After years of denying the trailers exposed occupants to dangerous levels of formaldehyde fumes, FEMA has finally come clean. It is now "aggressively" moving people out of the toxic travel trailers.



Meanwhile, homeless Katrina pets have found shelter after the storm. Indeed, the disparate treatment of displaced African Americans and dogs was captured in the iconic images of dogs being evacuated in air-conditioned comfort while blacks were packed in the back of a truck.

Today in Geneva, Switzerland, representatives of the United States government will appear before the United Nations' Committee on the Elimination of Racial Discrimination (CRED), where they will be questioned about housing assistance programs for Katrina survivors. The session is the culmination of efforts by the US Human Rights Network to hold the federal government accountable.
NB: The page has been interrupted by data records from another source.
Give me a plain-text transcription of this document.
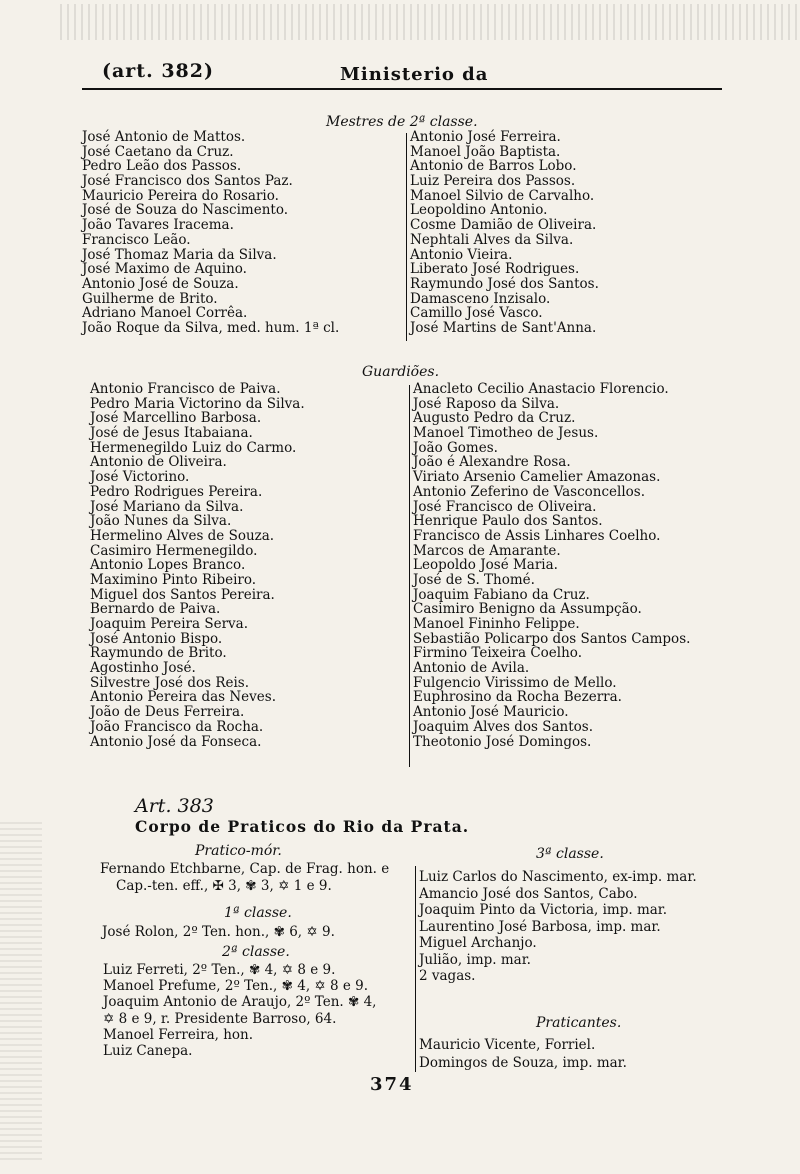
(art. 382)	Ministerio da
Mestres de 2ª classe.
José Antonio de Mattos.
José Caetano da Cruz.
Pedro Leão dos Passos.
José Francisco dos Santos Paz.
Mauricio Pereira do Rosario.
José de Souza do Nascimento.
João Tavares Iracema.
Francisco Leão.
José Thomaz Maria da Silva.
José Maximo de Aquino.
Antonio José de Souza.
Guilherme de Brito.
Adriano Manoel Corrêa.
João Roque da Silva, med. hum. 1ª cl.
Antonio José Ferreira.
Manoel João Baptista.
Antonio de Barros Lobo.
Luiz Pereira dos Passos.
Manoel Silvio de Carvalho.
Leopoldino Antonio.
Cosme Damião de Oliveira.
Nephtali Alves da Silva.
Antonio Vieira.
Liberato José Rodrigues.
Raymundo José dos Santos.
Damasceno Inzisalo.
Camillo José Vasco.
José Martins de Sant'Anna.
Guardiões.
Antonio Francisco de Paiva.
Pedro Maria Victorino da Silva.
José Marcellino Barbosa.
José de Jesus Itabaiana.
Hermenegildo Luiz do Carmo.
Antonio de Oliveira.
José Victorino.
Pedro Rodrigues Pereira.
José Mariano da Silva.
João Nunes da Silva.
Hermelino Alves de Souza.
Casimiro Hermenegildo.
Antonio Lopes Branco.
Maximino Pinto Ribeiro.
Miguel dos Santos Pereira.
Bernardo de Paiva.
Joaquim Pereira Serva.
José Antonio Bispo.
Raymundo de Brito.
Agostinho José.
Silvestre José dos Reis.
Antonio Pereira das Neves.
João de Deus Ferreira.
João Francisco da Rocha.
Antonio José da Fonseca.
Anacleto Cecilio Anastacio Florencio.
José Raposo da Silva.
Augusto Pedro da Cruz.
Manoel Timotheo de Jesus.
João Gomes.
João é Alexandre Rosa.
Viriato Arsenio Camelier Amazonas.
Antonio Zeferino de Vasconcellos.
José Francisco de Oliveira.
Henrique Paulo dos Santos.
Francisco de Assis Linhares Coelho.
Marcos de Amarante.
Leopoldo José Maria.
José de S. Thomé.
Joaquim Fabiano da Cruz.
Casimiro Benigno da Assumpção.
Manoel Fininho Felippe.
Sebastião Policarpo dos Santos Campos.
Firmino Teixeira Coelho.
Antonio de Avila.
Fulgencio Virissimo de Mello.
Euphrosino da Rocha Bezerra.
Antonio José Mauricio.
Joaquim Alves dos Santos.
Theotonio José Domingos.
Art. 383
Corpo de Praticos do Rio da Prata.
Pratico-mór.
Fernando Etchbarne, Cap. de Frag. hon. e
Cap.-ten. eff., ✠ 3, ✾ 3, ✡ 1 e 9.
1ª classe.
José Rolon, 2º Ten. hon., ✾ 6, ✡ 9.
2ª classe.
Luiz Ferreti, 2º Ten., ✾ 4, ✡ 8 e 9.
Manoel Prefume, 2º Ten., ✾ 4, ✡ 8 e 9.
Joaquim Antonio de Araujo, 2º Ten. ✾ 4,
✡ 8 e 9, r. Presidente Barroso, 64.
Manoel Ferreira, hon.
Luiz Canepa.
3ª classe.
Luiz Carlos do Nascimento, ex-imp. mar.
Amancio José dos Santos, Cabo.
Joaquim Pinto da Victoria, imp. mar.
Laurentino José Barbosa, imp. mar.
Miguel Archanjo.
Julião, imp. mar.
2 vagas.
Praticantes.
Mauricio Vicente, Forriel.
Domingos de Souza, imp. mar.
374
In a report to CRED, the human rights coalition said the federal government's response to Katrina and FEMA's disastrous housing assistance violate the International Convention on the Elimination of All Forms of Racial Discrimination. As a signatory, the U.S. must periodically report its compliance with the human rights treaty.

Monique Harden, a Katrina survivor and co-director of Advocates for Environmental Human Rights, said: "The demolition of public housing, the growing number of homeless people, the utter failure of the Road Home Program, the complete disregard of renters, police harassment of African Americans, and racial disparities in flood protection are evidence of ethnic cleansing by our government that abuses the human rights of mostly African American residents of New Orleans, Louisiana and the Gulf Coast region."

Background information, including briefing documents, are available on the United Nations' Committee on the Elimination of Racial Discrimination web site.